Николай Гоголь
Шрифт:
Однако за этим карнавалом гримас остается горечь. Вдоволь посмеявшись, Гоголь кажется внезапно удрученным пошлостью мира, который он описывает. Покидая город Миргород, где два Ивана – «с поседевшими волосами…», с «морщинами…» – по-прежнему надеются на окончание их процесса, он видит, как мир растворяется в серости и дожде:
«Сырость меня проняла насквозь. Печальная застава с будкою, в которой инвалид чинил серые доспехи свои, медленно пронеслась мимо. Опять то же поле, местами изрытое, черное, местами зеленеющее, мокрые галки и вороны, однообразный дождь, слезливое без просвету небо. Скучно на этом свете, господа!»
Этот неутешительный вывод противопоставляется эпическому величию и веселому неистовству, которыми пронизан другой рассказ того же сборника – «Тарас Бульба». Гоголь, который впоследствии пересмотрит и развернет свое произведение, описывает здесь смутные времена, когда Запорожская Сечь, образовавшаяся к середине XVI века на островах стремнины Днепра, отстаивала свою независимость от посягательств польских магнатов.
Сосуществование в этих приграничных районах двух миров, двух вероисповеданий,
Явным образом вдохновленный романной техникой Вальтера Скотта, влияние которого в России было огромным, Гоголь превосходит эту модель в силе образа и в резкости красок. Драма упорядочивается большими простыми блоками. Тысяча деталей искрящейся чистоты встраиваются, как драгоценные камни, в ткань рассказа. Казалось бы, варварское украшение, неумело отшлифованное, перегруженное разноцветными камнями и бросающее повсюду свои отсветы. Грубость нравов, пытки, пьянство, еврейские погромы, сражения, грабежи – каждая картина дана с силой, хотя при этом нельзя сказать, что герои позволяют окружению себя подчинить.

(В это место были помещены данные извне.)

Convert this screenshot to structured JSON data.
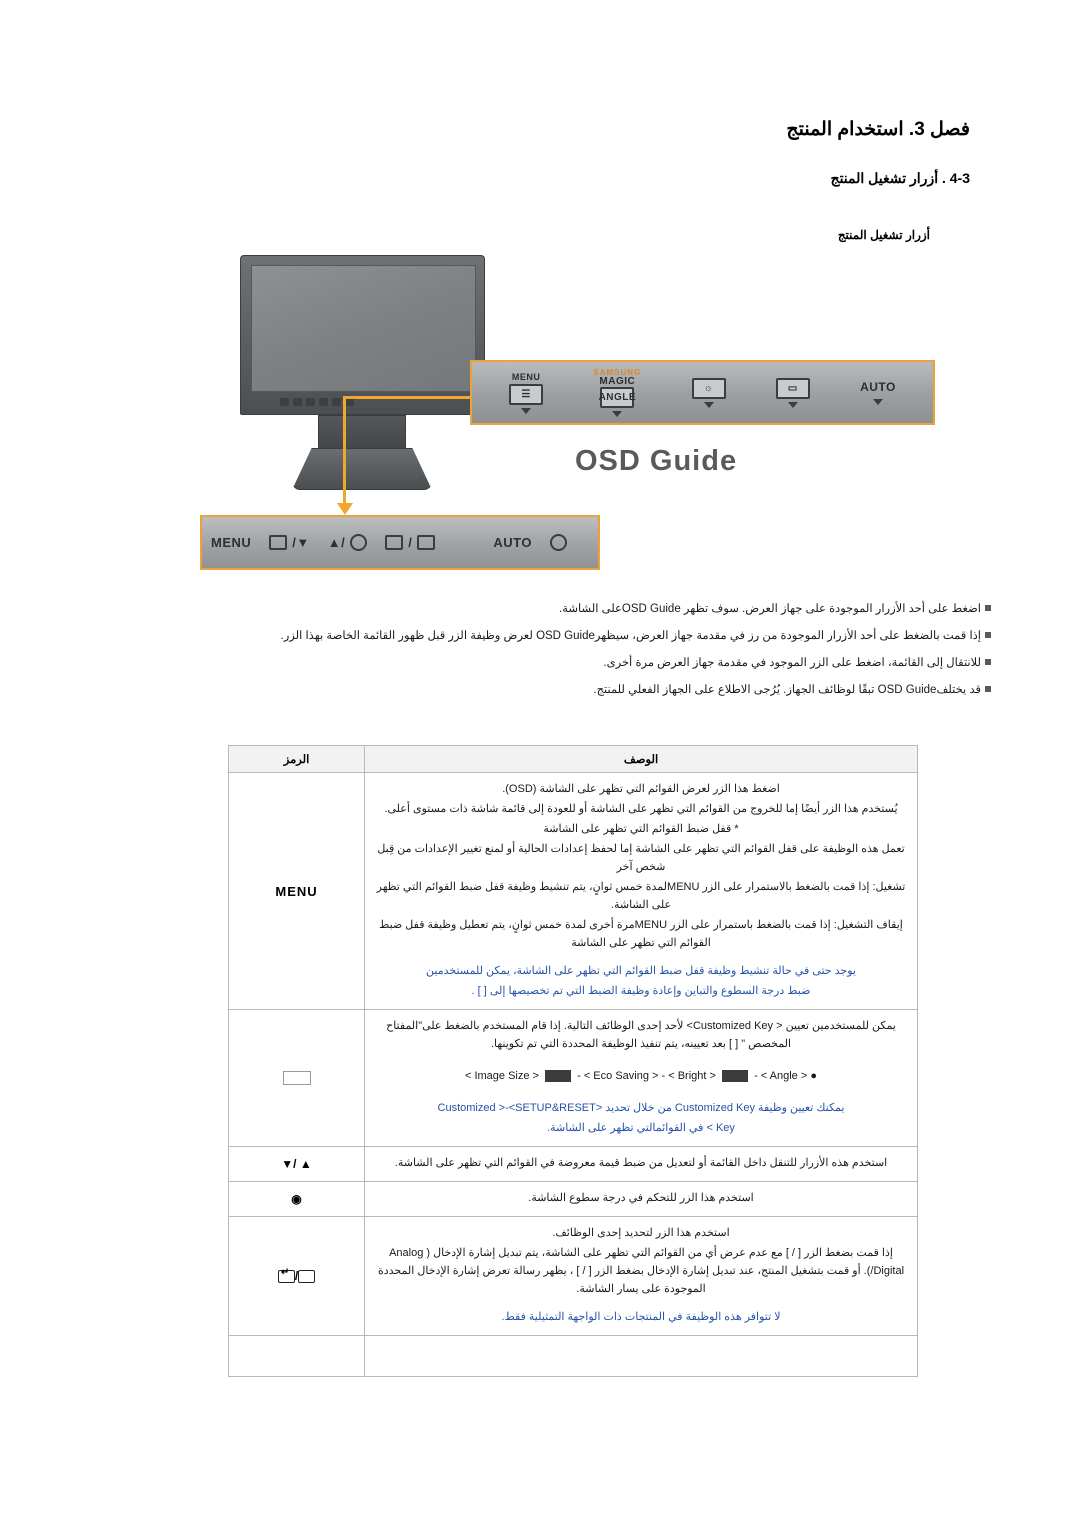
{
  "headings": {
    "main": "فصل 3. استخدام المنتج",
    "sub": "4-3 . أزرار تشغيل المنتج",
    "sub2": "أزرار تشغيل المنتج"
  },
  "figure": {
    "osd_guide_label": "OSD Guide",
    "panel_buttons": [
      {
        "label": "MENU",
        "glyph": "☰"
      },
      {
        "label": "MAGIC",
        "brand": "SAMSUNG",
        "sub": "ANGLE"
      },
      {
        "label": "",
        "glyph": "☀"
      },
      {
        "label": "",
        "glyph": "▭"
      },
      {
        "label": "AUTO",
        "glyph": ""
      }
    ],
    "bottom_bar": {
      "menu": "MENU",
      "item2": "/▼",
      "item3": "▲/",
      "item4": "/",
      "auto": "AUTO"
    }
  },
  "bullets": [
    "اضغط على أحد الأزرار الموجودة على جهاز العرض. سوف تظهر OSD Guideعلى الشاشة.",
    "إذا قمت بالضغط على أحد الأزرار الموجودة من رز في مقدمة جهاز العرض، سيظهرOSD Guide لعرض وظيفة الزر قبل ظهور القائمة الخاصة بهذا الزر.",
    "للانتقال إلى القائمة، اضغط على الزر الموجود في مقدمة جهاز العرض مرة أخرى.",
    "قد يختلفOSD Guide تبقًا لوظائف الجهاز. يُرُجى الاطلاع على الجهاز الفعلي للمنتج."
  ],
  "table": {
    "headers": {
      "description": "الوصف",
      "symbol": "الرمز"
    },
    "rows": [
      {
        "symbol": "MENU",
        "symbol_class": "sym-small",
        "lines": [
          {
            "text": "اضغط هذا الزر لعرض القوائم التي تظهر على الشاشة (OSD).",
            "style": "plain"
          },
          {
            "text": "يُستخدم هذا الزر أيضًا إما للخروج من القوائم التي تظهر على الشاشة أو للعودة إلى قائمة شاشة ذات مستوى أعلى.",
            "style": "plain"
          },
          {
            "text": "* قفل ضبط القوائم التي تظهر على الشاشة",
            "style": "plain"
          },
          {
            "text": "تعمل هذه الوظيفة على قفل القوائم التي تظهر على الشاشة إما لحفظ إعدادات الحالية أو لمنع تغيير الإعدادات من قِبل شخص آخر",
            "style": "plain"
          },
          {
            "text": "تشغيل: إذا قمت بالضغط بالاستمرار على الزر MENUلمدة خمس ثوانٍ، يتم تنشيط وظيفة قفل ضبط القوائم التي تظهر على الشاشة.",
            "style": "plain"
          },
          {
            "text": "إيقاف التشغيل: إذا قمت بالضغط باستمرار على الزر MENUمرة أخرى لمدة خمس ثوانٍ، يتم تعطيل وظيفة قفل ضبط القوائم التي تظهر على الشاشة",
            "style": "plain"
          },
          {
            "text": "يوجد حتى في حالة تنشيط وظيفة قفل ضبط القوائم التي تظهر على الشاشة، يمكن للمستخدمين",
            "style": "blue"
          },
          {
            "text": "ضبط درجة السطوع والتباين وإعادة وظيفة الضبط التي تم تخصيصها إلى [      ] .",
            "style": "blue"
          }
        ]
      },
      {
        "symbol": "",
        "lines": [
          {
            "text": "يمكن للمستخدمين تعيين <  Customized Key> لأحد إحدى الوظائف التالية. إذا قام المستخدم بالضغط على\"المفتاح المخصص \" [     ] بعد تعيينه، يتم تنفيذ الوظيفة المحددة التي تم تكوينها.",
            "style": "plain"
          },
          {
            "text": "SPECIAL_ROW",
            "style": "special"
          },
          {
            "text": "يمكنك تعيين وظيفة Customized Key من خلال تحديد <Customized  >-<SETUP&RESET",
            "style": "blue"
          },
          {
            "text": "Key > في القوائمالتي تظهر على الشاشة.",
            "style": "blue"
          }
        ],
        "special_items": [
          "●",
          "<  Image Size  >",
          "-",
          "<  Eco Saving  >",
          "-",
          "<  Bright  >",
          "-",
          "<  Angle  >"
        ]
      },
      {
        "symbol": "▲ /▼",
        "lines": [
          {
            "text": "استخدم هذه الأزرار للتنقل داخل القائمة أو لتعديل من ضبط قيمة معروضة في القوائم التي تظهر على الشاشة.",
            "style": "plain"
          }
        ]
      },
      {
        "symbol": "◉",
        "lines": [
          {
            "text": "استخدم هذا الزر للتحكم في درجة سطوع الشاشة.",
            "style": "plain"
          }
        ]
      },
      {
        "symbol": "ICON_ENTER",
        "lines": [
          {
            "text": "استخدم هذا الزر لتحديد إحدى الوظائف.",
            "style": "plain"
          },
          {
            "text": "إذا قمت بضغط الزر [     /     ] مع عدم عرض أي من القوائم التي تظهر على الشاشة، يتم تبديل إشارة الإدخال ( Analog /Digital). أو قمت بتشغيل المنتج، عند تبديل إشارة الإدخال بضغط الزر [     /     ] ، يظهر رسالة تعرض إشارة الإدخال المحددة الموجودة على يسار الشاشة.",
            "style": "plain"
          },
          {
            "text": "لا تتوافر هذه الوظيفة في المنتجات ذات الواجهة التمثيلية فقط.",
            "style": "blue"
          }
        ]
      },
      {
        "symbol": "",
        "lines": []
      }
    ]
  },
  "colors": {
    "accent_orange": "#e8a33a",
    "blue_note": "#2453a6",
    "table_border": "#b8b8b8",
    "header_bg": "#f2f2f2"
  }
}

Из всех персонажей наиболее рельефно предстает Тарас Бульба, отец, с его отважной суровостью, с прирожденным чувством верности, с его напором и с его прямолинейностью. Рядом с ним – два его сына: Остап, воин, весь скроенный из одного куска, несгибаемый и безупречный, и Андрей, более чувствительный, более сложный, который предает родину из-за любви к красавице-полячке. Конечно, наподобие всех героинь автора, последняя «черноглазая и белая как снег, озаренный утренним румянцем солнца». Она смеется, «от всей души, и смех придавал какую-то сверкающую силу ее ослепительной красоте». Она говорит – «и весь колебался серебряный звук ее голоса». И в один момент она соблазняет доблестного Андрея, который восклицает: «Что мне отец, товарищи и отчизна?…Отчизна моя – ты!» Чтобы его отблагодарить, полячка – к тому же еще и дьяволица! – обвивает его «снегоподобными, чудными руками…»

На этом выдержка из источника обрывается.